Why is it erroneous to invoke a borrowed closure, and how can I resolve the issue and implement the bind?

I found a similar question on stackoverflow, but rust has changed enough since then so that it no longer works.

Answer 1

Overloading the shift-right operator is not a good idea here because of various limitations it imposes on you. It takes everything by reference, whereas what you want is to take everything by value.

It is not possible to call a closure through an immutable reference; you must have a mutable reference to call it, because it may mutate its environment.

The solution in the time of the question you referred to was to use &fn(&A) -> B, which was an immutable closure; at present we do not have that type; |&A| -> B is parallel to &mut fn(&A) -> B from that time, which simply can’t work because it is being done through an immutable reference. The sensible thing, of course, is to take self by value and have the function as |A| -> B; this is what Option.and_then, which is exactly what you are trying to implement, does.

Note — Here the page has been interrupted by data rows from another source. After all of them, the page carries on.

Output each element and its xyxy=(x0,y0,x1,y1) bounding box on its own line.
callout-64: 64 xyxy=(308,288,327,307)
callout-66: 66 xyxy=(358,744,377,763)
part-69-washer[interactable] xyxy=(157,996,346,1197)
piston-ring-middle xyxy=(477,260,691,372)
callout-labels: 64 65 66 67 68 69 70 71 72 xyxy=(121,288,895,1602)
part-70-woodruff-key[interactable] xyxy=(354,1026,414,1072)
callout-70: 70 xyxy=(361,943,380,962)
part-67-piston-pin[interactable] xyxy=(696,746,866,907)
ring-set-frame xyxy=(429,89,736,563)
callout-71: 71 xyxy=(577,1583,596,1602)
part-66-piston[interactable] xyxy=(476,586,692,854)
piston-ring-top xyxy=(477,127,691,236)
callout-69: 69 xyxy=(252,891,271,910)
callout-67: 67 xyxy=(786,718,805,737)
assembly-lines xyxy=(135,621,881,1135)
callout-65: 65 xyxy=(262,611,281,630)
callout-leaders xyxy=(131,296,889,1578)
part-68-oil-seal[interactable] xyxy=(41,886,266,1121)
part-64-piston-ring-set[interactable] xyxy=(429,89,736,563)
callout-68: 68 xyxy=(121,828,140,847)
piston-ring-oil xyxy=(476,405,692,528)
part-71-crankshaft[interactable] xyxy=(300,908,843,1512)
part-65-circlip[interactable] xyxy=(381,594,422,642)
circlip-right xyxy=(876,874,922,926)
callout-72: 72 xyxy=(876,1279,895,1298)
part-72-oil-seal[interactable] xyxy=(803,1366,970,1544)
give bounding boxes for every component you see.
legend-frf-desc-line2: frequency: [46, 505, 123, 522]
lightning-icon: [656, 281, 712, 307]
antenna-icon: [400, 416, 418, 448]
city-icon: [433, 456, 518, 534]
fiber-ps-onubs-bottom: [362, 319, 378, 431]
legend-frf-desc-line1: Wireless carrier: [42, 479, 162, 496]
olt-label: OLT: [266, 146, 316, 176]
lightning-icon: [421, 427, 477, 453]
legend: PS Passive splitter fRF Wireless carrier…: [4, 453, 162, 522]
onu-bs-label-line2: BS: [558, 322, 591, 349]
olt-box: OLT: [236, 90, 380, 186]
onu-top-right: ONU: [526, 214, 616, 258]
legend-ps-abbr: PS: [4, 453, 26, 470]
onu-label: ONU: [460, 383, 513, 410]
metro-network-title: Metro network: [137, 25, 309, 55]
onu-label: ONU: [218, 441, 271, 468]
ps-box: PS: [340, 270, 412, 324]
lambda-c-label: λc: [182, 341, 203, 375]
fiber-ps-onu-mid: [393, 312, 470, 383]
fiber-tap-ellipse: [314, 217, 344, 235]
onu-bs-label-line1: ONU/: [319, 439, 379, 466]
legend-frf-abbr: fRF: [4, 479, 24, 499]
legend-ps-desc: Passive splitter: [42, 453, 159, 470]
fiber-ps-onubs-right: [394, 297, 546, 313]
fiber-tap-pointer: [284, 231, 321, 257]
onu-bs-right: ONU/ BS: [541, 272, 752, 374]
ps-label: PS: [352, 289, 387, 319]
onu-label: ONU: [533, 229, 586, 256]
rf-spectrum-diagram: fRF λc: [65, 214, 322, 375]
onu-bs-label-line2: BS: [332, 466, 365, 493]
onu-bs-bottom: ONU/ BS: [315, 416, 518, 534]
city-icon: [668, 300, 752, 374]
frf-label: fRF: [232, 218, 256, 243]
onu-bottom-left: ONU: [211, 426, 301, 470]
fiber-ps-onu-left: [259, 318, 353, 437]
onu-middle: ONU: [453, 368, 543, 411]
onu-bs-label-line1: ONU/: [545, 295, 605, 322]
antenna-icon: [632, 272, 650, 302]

In short, what you are trying to do is currently impossible, though it might become possible again at some point in the future. Use a regular method instead of trying to overload the operator.

Or just use Option, already there:

Some(1i).and_then(|x| Some(1 + x))
        .and_then(|x| Some(x * 2))

Answer 2

This is possible nowadays. Shr takes by value, and there are unboxed closures:

use std::ops::Shr;
use Maybe::{Nothing,Just};

#[derive(Debug)]
enum Maybe<T> {
    Nothing,
    Just(T)
}

impl<T, U, F> Shr<F> for Maybe<T>
    where F: FnOnce(T) -> Maybe<U>
{
    type Output = Maybe<U>;

    fn shr(self, f: F) -> Maybe<U> {
        match self {
            Nothing => Nothing,
            Just(x) => f(x)
        }
    }
}

fn main() {
    let a = Just(1u8);
    let b = a >> |v: u8| Just(v + 1);
    println!("{:?}", b)
}